Livres de l'auteur :  SUETONE

Suétone (en latin Caius Suetonius Tranquillus) est un polygraphe et un érudit romain ayant vécu entre le Ier et le IIe siècle. Il est principalement connu pour sa Vie des douze Césars, qui comprend les biographies de Jules César à Domitien.

Nous savons très peu de choses de la vie de Suétone. Deux ou trois passages de ses ouvrages, quelques Lettres de Pline le Jeune, une mention du pseudo-Spartien dans la Vie d'Hadrien, une phrase de Jean le Lydien, sont les seuls éléments, dans la tradition littéraire, qui nous permettent de reconstituer sa biographie. À cela, il faut ajouter une inscription trouvée à Bône, aujourd'hui Annaba, l'antique Hippone (Hippo Regius), découverte au milieu du XXe siècle,.

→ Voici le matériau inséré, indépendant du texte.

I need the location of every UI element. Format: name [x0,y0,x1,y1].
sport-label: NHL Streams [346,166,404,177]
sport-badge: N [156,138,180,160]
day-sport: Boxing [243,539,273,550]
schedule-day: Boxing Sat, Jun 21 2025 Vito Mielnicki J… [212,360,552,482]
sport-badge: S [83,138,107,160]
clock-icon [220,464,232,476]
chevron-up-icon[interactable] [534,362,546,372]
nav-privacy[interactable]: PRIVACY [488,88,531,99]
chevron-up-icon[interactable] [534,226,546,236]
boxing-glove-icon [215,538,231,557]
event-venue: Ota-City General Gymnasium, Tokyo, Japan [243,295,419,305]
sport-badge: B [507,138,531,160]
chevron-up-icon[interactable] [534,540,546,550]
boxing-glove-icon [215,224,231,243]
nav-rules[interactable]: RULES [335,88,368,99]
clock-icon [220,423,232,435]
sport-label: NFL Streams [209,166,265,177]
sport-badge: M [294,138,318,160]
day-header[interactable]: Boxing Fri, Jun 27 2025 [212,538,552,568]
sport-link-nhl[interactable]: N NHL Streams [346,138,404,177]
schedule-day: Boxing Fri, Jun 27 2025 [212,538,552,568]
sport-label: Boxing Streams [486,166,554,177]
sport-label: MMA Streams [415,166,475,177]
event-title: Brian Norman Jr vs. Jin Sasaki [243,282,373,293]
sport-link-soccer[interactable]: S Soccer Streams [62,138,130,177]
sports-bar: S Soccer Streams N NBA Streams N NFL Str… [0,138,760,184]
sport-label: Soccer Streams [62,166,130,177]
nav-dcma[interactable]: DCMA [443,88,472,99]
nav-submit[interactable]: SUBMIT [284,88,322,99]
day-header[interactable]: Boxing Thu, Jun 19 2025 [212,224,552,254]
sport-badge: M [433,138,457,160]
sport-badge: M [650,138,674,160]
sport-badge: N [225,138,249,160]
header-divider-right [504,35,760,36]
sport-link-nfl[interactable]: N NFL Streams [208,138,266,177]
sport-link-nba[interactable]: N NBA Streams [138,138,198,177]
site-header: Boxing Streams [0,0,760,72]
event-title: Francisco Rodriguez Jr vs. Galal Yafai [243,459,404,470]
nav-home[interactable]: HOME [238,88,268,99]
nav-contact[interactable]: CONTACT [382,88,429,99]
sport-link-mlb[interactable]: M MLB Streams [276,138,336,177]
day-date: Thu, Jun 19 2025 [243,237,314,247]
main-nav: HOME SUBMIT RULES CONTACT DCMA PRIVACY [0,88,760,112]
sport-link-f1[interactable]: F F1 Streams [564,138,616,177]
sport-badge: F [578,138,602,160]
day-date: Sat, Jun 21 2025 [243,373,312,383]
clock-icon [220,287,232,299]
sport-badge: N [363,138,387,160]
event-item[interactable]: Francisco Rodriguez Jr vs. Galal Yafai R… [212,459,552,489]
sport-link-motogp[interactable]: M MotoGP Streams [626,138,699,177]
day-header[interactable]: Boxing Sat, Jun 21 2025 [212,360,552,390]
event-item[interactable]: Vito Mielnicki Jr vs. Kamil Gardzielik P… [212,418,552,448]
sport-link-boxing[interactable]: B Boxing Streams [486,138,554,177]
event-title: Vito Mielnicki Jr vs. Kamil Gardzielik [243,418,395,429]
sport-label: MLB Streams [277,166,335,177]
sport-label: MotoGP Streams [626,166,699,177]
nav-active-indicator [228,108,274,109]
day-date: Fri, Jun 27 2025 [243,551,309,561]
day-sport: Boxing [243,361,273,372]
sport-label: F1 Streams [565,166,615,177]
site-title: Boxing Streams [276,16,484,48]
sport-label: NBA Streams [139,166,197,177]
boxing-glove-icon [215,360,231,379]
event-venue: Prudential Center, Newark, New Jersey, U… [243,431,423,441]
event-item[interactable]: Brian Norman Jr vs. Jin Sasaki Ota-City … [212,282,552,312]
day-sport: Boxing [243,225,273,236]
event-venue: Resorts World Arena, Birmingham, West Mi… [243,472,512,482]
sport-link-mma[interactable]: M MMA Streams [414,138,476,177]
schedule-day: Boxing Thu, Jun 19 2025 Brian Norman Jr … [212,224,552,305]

Suétone naît probablement à Rome vers 69-70 aprés. J.C., d'une famille appartenant à l'ordre équestre. Son père, Suetonius Laetus, était tribun angusticlave de la treizième légion et combattit dans l'armée d'Othon à la bataille de Bedriacum en 69 aprés J.C., où Vitellius triompha.


Une des lettres de son ami et protecteur Pline le Jeune nous présente Suétone, alors âgé d'environ 28 ans, se disposant à plaider comme avocat ; une autre, écrite vers 101, nous montre Suétone briguant pour un ami un poste de tribun militaire qu'il a lui-même exercé, condition nécessaire pour pouvoir prétendre à la carrière équestre. Il semble cependant que Suétone réussit à se faire dispenser du service militaire. Par ailleurs, son ami Pline le Jeune lui fit obtenir de l'empereur Trajan en 112 le privilège accordé aux pères de trois enfants, bien qu'il n'en eût aucun.



À la mort de Pline le Jeune, en 113, Suétone s'attache à un nouveau protecteur, Caius Septicius Clarus, qui lui obtient sous Hadrien l'importante fonction de secrétaire ab epistulis latinis (c'est-à-dire responsable de la correspondance de l'empereur en langue latine). Cette charge permit notamment à Suétone d'avoir accès aux archives impériales. Il rédige alors son premier livre, le De viris illustribus (paru vers 113). Entre 119 et 122, paraît la Vie des douze Césars, point culminant de sa carrière.

L'inscription d'Hippone montre que Suétone, avant de devenir ab epistulis, avait occupé deux autres procuratèles ducénaires (c'est-à-dire gratifiées d'un salaire annuel de 200 000 sesterces) dans l'administration centrale de l'empire : il avait été a studiis (responsable des archives et de la documentation) et a bibliothecis (responsable des bibliothèques de Rome).

Un passage du pseudo-Spartien nous apprend que Suétone, malgré les relations amicales qu'il avait toujours entretenues avec Hadrien, subit en 121-122 une disgrâce brutale et définitive en même temps que son protecteur le préfet du prétoire Caius Septicius Clarus. Selon Spartien, cette disgrâce serait due à un manquement à l'étiquette de la cour vis-à-vis de l'impératrice Sabine. Toujours est-il que nous ne savons plus rien de Suétone après cette date ; sans doute a-t-il vécu dès lors dans la retraite, en se consacrant tout entier à ses travaux de grammaire, de littérature et d'histoire. C'est dans cette retraite que le poète José-Maria de Heredia, dans le sonnet des Trophées intitulé Tranquillus, montre Suétone méditant sur Néron, Claude, Caligula, et décrivant « les noirs loisirs du vieillard de Caprée ». Il meurt après 122, sans que l'on sache l'année, vraisemblablement autour de 130, mais peut-être jusqu'à 160.

Il est à sa manière un historien, même s'il n'affirme aucune ambition morale, mais dans sa volonté de procéder à l'inventaire le plus complet de tout ce qui touche à l'empereur, de ses vertus comme de ses vices, il procède à une certaine démystification des Césars.